The pipeline generates the following outputs:

  1. Processed h5 Files: Located in the h5 subdirectory. These contain all the relevant information to generate the reports. No other files are needed. These can be loaded in a Jupyter notebook to create custom figures that are not available in the standard output.

  2. Logs: Detailed logs of the pipeline execution in the tertiary.log file.

  3. Reports: HTML reports for individual samples and the cohort in the reports subdirectory. The cohort figures are interactive HTML files. All figures can be downloaded as png files by opening them in a web browser tab and using the download button on the top right of the figure. The figures are:

    1. Cohort map: It shows the summary of clonal architecture, mutations, and correlation with protein clusters for all samples. The protein cluster names can be renamed using the button at the bottom of the figure.

    2. Protein UMAP: This figure is used to check the validity of the protein clustering. It can be colored by cluster labels, sample names, point density, and sample density.

    3. Protein expression UMAP: It shows the expression of every antibody in the protein panel on the UMAP. It can be used to identify the celltype for each cluster.

    4. Variant clonality: A figure and table that is helpful to identify any false positive variants that might have been called by the pipeline. The whitelist/blacklist option can be used when rerunning the pipeline to the correct variant calls.

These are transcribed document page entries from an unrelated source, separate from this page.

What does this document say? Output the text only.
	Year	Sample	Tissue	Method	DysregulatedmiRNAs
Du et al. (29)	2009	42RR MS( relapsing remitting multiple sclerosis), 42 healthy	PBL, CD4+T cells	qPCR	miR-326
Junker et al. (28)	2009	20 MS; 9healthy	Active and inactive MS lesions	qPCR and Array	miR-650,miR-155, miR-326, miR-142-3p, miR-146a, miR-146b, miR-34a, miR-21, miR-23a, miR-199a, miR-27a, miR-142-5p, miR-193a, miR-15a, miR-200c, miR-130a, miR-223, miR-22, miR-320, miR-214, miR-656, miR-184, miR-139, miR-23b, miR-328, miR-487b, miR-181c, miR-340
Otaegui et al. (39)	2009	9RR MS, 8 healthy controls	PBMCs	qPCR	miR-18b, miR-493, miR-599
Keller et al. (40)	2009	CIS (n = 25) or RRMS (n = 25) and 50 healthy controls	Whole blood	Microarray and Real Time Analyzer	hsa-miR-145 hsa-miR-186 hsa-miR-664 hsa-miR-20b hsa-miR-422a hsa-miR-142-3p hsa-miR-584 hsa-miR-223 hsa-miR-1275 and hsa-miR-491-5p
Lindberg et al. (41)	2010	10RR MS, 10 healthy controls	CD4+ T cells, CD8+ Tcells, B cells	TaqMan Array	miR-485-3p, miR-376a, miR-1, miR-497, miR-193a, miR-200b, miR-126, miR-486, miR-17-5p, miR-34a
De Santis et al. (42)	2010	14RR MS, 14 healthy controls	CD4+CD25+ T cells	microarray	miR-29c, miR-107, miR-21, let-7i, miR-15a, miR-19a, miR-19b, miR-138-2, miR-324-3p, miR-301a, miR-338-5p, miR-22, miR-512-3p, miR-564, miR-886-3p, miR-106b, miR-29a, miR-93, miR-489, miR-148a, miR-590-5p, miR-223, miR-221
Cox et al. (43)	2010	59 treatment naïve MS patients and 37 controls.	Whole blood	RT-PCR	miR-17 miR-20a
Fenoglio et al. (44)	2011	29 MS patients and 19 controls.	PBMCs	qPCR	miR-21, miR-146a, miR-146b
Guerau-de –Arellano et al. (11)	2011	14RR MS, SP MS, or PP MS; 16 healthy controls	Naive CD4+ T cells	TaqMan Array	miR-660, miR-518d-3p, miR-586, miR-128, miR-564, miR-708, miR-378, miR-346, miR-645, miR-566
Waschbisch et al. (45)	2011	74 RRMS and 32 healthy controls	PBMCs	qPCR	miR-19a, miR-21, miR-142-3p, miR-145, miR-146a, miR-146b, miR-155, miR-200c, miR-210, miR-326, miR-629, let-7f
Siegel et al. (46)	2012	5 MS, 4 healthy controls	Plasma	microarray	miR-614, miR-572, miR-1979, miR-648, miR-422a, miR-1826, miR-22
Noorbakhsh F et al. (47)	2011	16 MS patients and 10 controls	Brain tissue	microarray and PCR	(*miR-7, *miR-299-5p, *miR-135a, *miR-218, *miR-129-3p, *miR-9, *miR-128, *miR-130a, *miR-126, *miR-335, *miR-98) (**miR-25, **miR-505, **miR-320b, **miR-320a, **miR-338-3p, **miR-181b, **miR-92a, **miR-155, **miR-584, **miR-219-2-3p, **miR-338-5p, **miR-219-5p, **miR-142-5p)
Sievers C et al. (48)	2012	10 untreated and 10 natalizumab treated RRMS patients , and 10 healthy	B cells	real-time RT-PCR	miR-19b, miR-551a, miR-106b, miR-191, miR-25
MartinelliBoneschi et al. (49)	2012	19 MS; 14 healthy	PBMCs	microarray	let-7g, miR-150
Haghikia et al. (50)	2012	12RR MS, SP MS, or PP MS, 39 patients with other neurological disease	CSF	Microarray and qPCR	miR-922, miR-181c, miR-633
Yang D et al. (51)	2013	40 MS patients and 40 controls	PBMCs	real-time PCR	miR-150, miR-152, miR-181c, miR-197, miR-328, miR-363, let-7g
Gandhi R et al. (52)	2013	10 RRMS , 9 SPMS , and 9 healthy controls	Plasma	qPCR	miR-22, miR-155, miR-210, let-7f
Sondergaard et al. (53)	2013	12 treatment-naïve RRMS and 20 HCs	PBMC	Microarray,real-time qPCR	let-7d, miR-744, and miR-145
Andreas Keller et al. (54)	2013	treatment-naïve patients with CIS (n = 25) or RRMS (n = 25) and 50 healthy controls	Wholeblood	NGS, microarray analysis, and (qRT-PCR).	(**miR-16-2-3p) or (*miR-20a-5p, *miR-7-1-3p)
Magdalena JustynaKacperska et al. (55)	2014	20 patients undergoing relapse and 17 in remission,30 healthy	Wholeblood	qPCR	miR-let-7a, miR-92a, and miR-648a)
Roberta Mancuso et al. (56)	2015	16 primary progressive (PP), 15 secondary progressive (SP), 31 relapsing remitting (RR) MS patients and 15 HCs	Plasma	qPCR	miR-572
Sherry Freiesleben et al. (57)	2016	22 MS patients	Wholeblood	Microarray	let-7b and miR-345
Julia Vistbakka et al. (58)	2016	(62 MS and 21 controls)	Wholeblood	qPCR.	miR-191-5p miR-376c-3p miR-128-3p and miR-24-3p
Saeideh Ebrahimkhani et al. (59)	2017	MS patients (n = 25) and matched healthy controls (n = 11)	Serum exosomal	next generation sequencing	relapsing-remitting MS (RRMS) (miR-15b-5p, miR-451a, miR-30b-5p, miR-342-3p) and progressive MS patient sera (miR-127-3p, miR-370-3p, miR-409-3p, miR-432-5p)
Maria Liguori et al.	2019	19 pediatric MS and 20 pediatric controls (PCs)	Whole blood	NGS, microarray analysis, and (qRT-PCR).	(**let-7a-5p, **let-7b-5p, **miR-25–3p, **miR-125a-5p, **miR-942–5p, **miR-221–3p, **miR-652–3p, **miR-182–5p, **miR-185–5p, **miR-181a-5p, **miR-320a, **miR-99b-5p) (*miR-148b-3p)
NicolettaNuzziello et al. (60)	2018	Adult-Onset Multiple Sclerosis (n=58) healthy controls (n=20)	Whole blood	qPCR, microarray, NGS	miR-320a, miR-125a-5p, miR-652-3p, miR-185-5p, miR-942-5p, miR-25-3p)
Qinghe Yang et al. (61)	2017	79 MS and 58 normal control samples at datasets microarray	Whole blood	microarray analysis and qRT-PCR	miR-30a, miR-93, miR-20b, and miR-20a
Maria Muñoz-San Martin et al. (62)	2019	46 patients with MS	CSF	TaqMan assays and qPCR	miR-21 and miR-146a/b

Multiple other folders are created, those are intermediate files for each step of the pipeline. These are kept for debugging purposes and might be removed in a future version.

Error Handling#

If the pipeline encounters an error, it will log the issue and terminate. Common issues include:

  • Missing or invalid input files.

  • Incorrect configuration parameters.

Refer to the error message in the last line of the log file to identify the issue.